今、この朝倉家の跡は、いろいろ発掘作業が行われ、その跡が保存されている。いくつかの石庭は残っているので、見ることができる。
ここには、当時の姿を復元した縦に並んだ200メートルほどの町並みがある。当時の一般の家や中流の家、商家などが並んでいる。井戸、便所などが、その遺跡から推測して復元されている。当時の生活がよく理解できる。じっくり見ると、小一時間かかる。

この奥、3kmぐらいのところに、例の佐々木小次郎のツバメ返しで有名な一乗滝がある。
一乗谷には、中条流で有名な富田勢源という剣士がおり、当時の有名は剣士たちがこの地を訪れていたという。小次郎は最初その門下であったようだが、史実は明確でないようだ。

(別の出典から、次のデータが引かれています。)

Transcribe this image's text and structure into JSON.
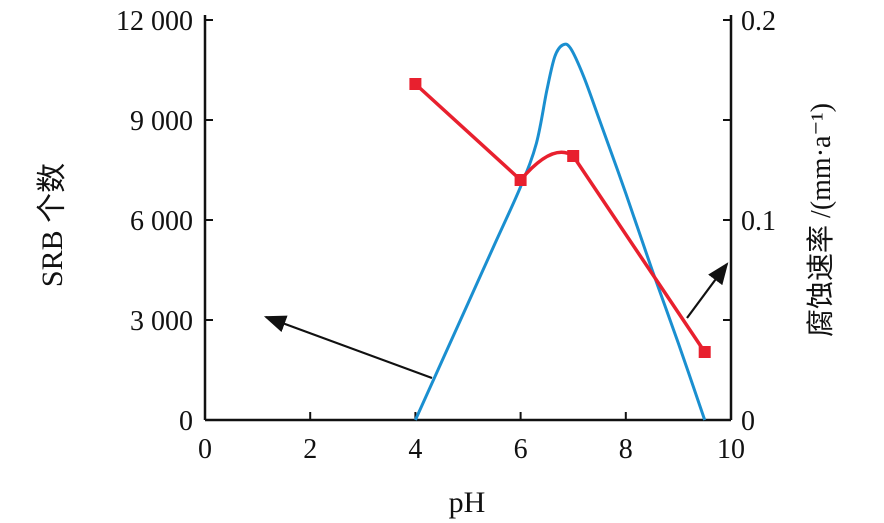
{
  "chart_data": {
    "type": "line",
    "title": "",
    "xlabel": "pH",
    "ylabel_left": "SRB 个数",
    "ylabel_right": "腐蚀速率 /(mm·a⁻¹)",
    "xlim": [
      0,
      10
    ],
    "ylim_left": [
      0,
      12000
    ],
    "ylim_right": [
      0,
      0.2
    ],
    "x_ticks": [
      "0",
      "2",
      "4",
      "6",
      "8",
      "10"
    ],
    "y_left_ticks": [
      "0",
      "3 000",
      "6 000",
      "9 000",
      "12 000"
    ],
    "y_right_ticks": [
      "0",
      "0.1",
      "0.2"
    ],
    "grid": false,
    "series": [
      {
        "name": "SRB count",
        "axis": "left",
        "color": "#1a8fd0",
        "marker": "none",
        "x": [
          4.0,
          4.5,
          5.0,
          5.5,
          6.0,
          6.3,
          6.5,
          6.65,
          6.8,
          6.95,
          7.2,
          7.5,
          8.0,
          8.5,
          9.0,
          9.5
        ],
        "y": [
          0,
          1750,
          3500,
          5250,
          7000,
          8300,
          9900,
          10900,
          11250,
          11150,
          10300,
          9000,
          6800,
          4500,
          2300,
          0
        ]
      },
      {
        "name": "Corrosion rate",
        "axis": "right",
        "color": "#e8202e",
        "marker": "square",
        "x": [
          4.0,
          6.0,
          7.0,
          9.5
        ],
        "y": [
          0.168,
          0.12,
          0.132,
          0.034
        ]
      }
    ],
    "annotations": [
      {
        "type": "arrow",
        "from_series": "SRB count",
        "points_to": "left axis"
      },
      {
        "type": "arrow",
        "from_series": "Corrosion rate",
        "points_to": "right axis"
      }
    ]
  }
}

一乗谷に行くには、福井駅から九頭竜線に乗る方法がある。1日、3本しか走らない。その一乗駅にまで行き、そこで降りる。この駅は無人駅で、一番前の車両しかドアが開かない。降りる客は、運転手に切符を渡して降りる。降りたところに、自転車置き場があり、無料で乗れる自転車が数台置いてある。
駅から歩いて、5分くらいのところに朝倉氏遺蹟資料館がある。そこから、さらに歩いて、30分くらいで、一乗谷の朝倉家の遺蹟址と復元した町並みに行ける。秋など、トレッキングにはいいコースである。